Low vitamin D levels occur because of less intake of vitamin D, less exposure to sunlight or as side effects of some diseases. Toxic substances, harmful chemicals, side effects of certain medicines can also give rise to such condition that the level of vitamin D goes down the normal level. It is a rare occurrence that the vitamin D levels is low because of some hereditary diseases. Following are some of the causes for low levels of vitamin D.
Lack of Exposure to Sunlight
The layer under the skin produces vitamin D using sunlight. People of certain geographical locations like those in the northern hemisphere have living conditions such that their exposure to sunlight is minimum. Aged people and small babies often do not get enough exposure to sunlight. Aging skin of elderly people needs more time to prepare vitamin D. People with the condition of lupus are sensitive towards sunlight. So, they are advised not to stay out under direct sunlight for a long time. Under all these conditions, the factors responsible for low vitamin D, is absence of sunlight.
There are very few food substances that contain naturally occurring vitamin D. Some of the food items that provide us vitamin D are beef liver, fleshy part of the fish, egg yolk, fish oils and cheese. Therefore, vegetarians are more prone to low vitamin D levels.
Another very important element that is usually overlooked by conventional doctors is that you need to take magnesium to get the vitamin D to work properly. Usually, just a normal amount of magnesium is all that is required to get the vitamin D to synthesize properly.
I strongly recommend going to the Vitamin D Council's website to find more information about the magnesium and other supplement connection to vitamin D absorption. Yes, there were other minerals mentioned, but magnesium seems to be the most important one. I urge you to also sign up for their newsletters. Vitamin D deficiency is not funny, because it can kill. It almost killed me. Mine was only 8 when I started out.

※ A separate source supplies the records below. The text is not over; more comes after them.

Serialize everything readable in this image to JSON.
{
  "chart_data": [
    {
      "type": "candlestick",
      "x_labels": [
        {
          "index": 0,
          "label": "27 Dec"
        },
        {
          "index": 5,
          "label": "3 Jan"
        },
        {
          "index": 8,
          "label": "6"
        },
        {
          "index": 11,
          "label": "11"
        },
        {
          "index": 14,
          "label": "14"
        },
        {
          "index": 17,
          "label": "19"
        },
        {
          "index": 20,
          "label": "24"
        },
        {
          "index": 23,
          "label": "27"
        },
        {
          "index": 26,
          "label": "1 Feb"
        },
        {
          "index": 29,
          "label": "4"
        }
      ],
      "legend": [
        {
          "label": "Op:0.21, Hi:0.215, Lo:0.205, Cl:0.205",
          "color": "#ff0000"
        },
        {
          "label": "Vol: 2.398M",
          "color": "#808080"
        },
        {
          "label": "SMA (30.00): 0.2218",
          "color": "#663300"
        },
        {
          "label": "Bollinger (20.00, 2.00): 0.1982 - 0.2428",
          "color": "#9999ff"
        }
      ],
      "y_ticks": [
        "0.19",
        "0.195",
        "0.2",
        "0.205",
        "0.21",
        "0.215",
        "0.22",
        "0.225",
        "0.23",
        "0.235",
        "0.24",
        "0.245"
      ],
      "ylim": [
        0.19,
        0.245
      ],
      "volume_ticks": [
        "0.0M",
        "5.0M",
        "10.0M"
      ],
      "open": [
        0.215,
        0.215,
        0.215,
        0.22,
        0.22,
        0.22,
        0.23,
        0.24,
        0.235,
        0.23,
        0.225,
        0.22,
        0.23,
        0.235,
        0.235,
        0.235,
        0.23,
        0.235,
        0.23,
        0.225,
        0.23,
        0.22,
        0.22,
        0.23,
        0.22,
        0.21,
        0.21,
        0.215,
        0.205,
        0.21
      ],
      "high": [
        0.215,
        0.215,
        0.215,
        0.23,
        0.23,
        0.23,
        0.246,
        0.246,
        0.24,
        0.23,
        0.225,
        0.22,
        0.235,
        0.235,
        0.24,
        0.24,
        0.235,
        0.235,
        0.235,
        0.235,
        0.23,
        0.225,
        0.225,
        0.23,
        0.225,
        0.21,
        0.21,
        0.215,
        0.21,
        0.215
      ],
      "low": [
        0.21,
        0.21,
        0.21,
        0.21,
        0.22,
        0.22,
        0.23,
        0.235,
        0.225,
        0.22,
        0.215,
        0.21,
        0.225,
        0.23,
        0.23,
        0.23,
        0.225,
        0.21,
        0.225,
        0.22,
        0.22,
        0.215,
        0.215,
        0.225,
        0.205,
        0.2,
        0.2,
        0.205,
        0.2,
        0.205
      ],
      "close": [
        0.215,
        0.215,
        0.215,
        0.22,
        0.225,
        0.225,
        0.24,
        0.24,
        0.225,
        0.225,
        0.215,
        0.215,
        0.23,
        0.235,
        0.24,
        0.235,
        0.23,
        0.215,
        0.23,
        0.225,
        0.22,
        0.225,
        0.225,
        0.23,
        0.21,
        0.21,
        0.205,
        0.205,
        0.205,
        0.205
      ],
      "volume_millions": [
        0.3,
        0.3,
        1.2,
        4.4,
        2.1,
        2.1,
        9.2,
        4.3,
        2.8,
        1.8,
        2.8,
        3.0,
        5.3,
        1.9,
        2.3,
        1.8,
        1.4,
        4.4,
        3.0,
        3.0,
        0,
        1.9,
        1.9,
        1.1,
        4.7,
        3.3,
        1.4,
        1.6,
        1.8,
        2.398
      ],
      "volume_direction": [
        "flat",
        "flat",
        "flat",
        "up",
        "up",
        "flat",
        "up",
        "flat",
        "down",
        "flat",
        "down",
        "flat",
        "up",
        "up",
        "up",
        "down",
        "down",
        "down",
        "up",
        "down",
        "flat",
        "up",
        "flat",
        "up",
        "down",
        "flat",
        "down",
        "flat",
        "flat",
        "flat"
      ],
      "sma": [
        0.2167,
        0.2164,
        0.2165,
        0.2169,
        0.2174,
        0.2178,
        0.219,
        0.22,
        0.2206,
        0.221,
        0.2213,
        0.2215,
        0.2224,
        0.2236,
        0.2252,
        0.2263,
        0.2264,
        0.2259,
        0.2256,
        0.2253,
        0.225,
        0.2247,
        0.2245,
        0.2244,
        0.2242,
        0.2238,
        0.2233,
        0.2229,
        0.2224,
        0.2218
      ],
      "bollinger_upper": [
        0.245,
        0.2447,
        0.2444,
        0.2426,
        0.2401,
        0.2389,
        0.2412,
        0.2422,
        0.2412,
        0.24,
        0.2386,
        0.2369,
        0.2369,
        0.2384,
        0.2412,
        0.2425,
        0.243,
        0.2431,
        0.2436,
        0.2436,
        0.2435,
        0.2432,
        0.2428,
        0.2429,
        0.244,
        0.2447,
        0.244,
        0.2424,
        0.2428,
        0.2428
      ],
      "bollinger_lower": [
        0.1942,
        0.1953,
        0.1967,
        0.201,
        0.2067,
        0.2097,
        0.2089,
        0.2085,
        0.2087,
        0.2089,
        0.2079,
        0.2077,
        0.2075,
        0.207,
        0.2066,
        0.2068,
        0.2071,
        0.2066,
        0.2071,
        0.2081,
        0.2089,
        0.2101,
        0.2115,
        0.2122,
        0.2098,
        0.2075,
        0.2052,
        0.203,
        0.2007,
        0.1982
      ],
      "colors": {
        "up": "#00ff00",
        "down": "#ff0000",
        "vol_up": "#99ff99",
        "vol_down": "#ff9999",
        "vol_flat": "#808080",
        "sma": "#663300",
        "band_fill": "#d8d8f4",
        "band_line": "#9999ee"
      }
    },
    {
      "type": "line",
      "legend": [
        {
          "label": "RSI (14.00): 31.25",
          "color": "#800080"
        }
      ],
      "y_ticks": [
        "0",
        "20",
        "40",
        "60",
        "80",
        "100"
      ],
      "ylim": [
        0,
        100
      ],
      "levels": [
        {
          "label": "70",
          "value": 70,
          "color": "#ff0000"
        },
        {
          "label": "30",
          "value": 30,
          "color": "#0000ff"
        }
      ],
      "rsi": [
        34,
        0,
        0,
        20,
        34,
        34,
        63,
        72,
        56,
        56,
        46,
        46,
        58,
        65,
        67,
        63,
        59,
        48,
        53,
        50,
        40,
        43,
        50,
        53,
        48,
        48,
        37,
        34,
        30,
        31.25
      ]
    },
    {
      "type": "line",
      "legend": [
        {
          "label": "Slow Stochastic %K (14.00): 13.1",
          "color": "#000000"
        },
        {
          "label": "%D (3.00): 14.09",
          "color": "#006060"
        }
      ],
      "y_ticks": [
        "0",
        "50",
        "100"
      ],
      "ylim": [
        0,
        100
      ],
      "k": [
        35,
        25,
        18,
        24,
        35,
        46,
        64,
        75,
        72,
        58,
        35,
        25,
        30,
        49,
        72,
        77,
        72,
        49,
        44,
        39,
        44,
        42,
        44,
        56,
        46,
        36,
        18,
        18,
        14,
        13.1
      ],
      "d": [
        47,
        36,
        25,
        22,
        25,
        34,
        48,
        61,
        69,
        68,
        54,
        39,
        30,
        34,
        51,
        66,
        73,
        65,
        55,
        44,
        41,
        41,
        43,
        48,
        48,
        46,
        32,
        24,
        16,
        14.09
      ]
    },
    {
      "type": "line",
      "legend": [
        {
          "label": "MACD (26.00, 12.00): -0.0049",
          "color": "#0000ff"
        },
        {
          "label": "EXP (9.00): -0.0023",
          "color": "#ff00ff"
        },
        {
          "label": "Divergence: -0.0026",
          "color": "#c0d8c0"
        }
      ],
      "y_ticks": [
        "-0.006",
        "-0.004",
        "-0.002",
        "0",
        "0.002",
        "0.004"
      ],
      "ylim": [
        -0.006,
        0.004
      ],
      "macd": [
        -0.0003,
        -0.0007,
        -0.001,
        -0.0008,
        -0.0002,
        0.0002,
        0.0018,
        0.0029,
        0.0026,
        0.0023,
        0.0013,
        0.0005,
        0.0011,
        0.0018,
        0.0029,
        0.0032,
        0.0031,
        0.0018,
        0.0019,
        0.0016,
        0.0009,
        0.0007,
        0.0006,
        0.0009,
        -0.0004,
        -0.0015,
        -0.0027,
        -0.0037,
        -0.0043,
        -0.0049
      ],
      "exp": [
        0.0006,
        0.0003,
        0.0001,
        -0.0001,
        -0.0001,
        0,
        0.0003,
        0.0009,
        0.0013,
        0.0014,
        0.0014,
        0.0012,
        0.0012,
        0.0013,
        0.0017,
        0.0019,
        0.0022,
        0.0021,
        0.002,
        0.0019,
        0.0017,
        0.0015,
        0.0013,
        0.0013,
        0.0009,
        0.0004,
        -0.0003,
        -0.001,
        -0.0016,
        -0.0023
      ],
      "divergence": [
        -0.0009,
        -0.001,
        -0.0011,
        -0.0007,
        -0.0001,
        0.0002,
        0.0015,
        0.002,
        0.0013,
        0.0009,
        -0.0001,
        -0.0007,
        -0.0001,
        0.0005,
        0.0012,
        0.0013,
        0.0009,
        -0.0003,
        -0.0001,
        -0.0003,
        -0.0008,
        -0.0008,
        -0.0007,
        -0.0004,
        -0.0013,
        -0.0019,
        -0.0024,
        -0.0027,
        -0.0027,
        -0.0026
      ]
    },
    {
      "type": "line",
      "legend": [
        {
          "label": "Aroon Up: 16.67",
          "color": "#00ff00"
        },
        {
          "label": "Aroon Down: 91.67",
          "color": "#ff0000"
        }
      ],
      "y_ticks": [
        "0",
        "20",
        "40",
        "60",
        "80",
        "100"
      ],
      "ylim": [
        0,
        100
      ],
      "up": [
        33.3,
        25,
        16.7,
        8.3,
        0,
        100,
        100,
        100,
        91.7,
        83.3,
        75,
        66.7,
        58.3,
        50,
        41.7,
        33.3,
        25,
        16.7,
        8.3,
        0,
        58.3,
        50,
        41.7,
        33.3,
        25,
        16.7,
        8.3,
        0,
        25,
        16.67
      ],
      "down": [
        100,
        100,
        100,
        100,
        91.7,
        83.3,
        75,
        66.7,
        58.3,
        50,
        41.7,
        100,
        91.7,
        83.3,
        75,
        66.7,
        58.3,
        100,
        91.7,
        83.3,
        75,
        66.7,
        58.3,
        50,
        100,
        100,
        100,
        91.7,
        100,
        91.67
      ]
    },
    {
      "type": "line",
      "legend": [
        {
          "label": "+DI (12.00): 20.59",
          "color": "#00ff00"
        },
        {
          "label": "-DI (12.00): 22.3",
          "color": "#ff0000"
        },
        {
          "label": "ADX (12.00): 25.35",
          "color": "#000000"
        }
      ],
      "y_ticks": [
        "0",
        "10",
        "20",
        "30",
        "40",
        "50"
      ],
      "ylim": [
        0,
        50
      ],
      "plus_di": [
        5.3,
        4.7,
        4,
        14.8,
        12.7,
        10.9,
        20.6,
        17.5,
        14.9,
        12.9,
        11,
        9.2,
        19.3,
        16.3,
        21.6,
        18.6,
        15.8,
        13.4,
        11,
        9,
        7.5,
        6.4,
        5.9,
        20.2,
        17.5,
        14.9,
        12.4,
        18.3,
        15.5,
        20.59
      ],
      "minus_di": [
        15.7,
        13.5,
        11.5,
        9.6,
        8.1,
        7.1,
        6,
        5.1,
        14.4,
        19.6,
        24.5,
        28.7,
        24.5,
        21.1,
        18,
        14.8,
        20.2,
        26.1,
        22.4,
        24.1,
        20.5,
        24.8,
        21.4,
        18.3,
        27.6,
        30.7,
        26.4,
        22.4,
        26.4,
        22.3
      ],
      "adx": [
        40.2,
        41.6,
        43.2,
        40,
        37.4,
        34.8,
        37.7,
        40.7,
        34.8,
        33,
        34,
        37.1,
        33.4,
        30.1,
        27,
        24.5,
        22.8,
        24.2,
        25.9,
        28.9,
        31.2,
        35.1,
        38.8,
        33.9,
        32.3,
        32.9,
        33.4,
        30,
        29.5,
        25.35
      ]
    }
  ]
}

In addition to that last post. The amount your are stating you are taking is it really that high or did you mean 1,000 or 2,000 IU? That is an incredibly high amount and seems out fo the ball park. Our experience is that we were low but not as low as you are we were around 20 to 30. The recommended daily intake is about 2,000 I.U. but you have to test your blood a few times to get it right and it takes some months for the level to go up. So I tend to absorb it well and only need 1,000 I.U. to get the Vit D to be normal but I was tested every 3 months until the level was at the right amount. My husband has to take 4,000 I.U. in order to be normal. Yes sunlight does help but you need to get out there (with sunscreen on) and it didn't go up for me after walking an hour a day in the sun. So, it depend on your diet and ability to absorb. As the last post said you need magnesium to help.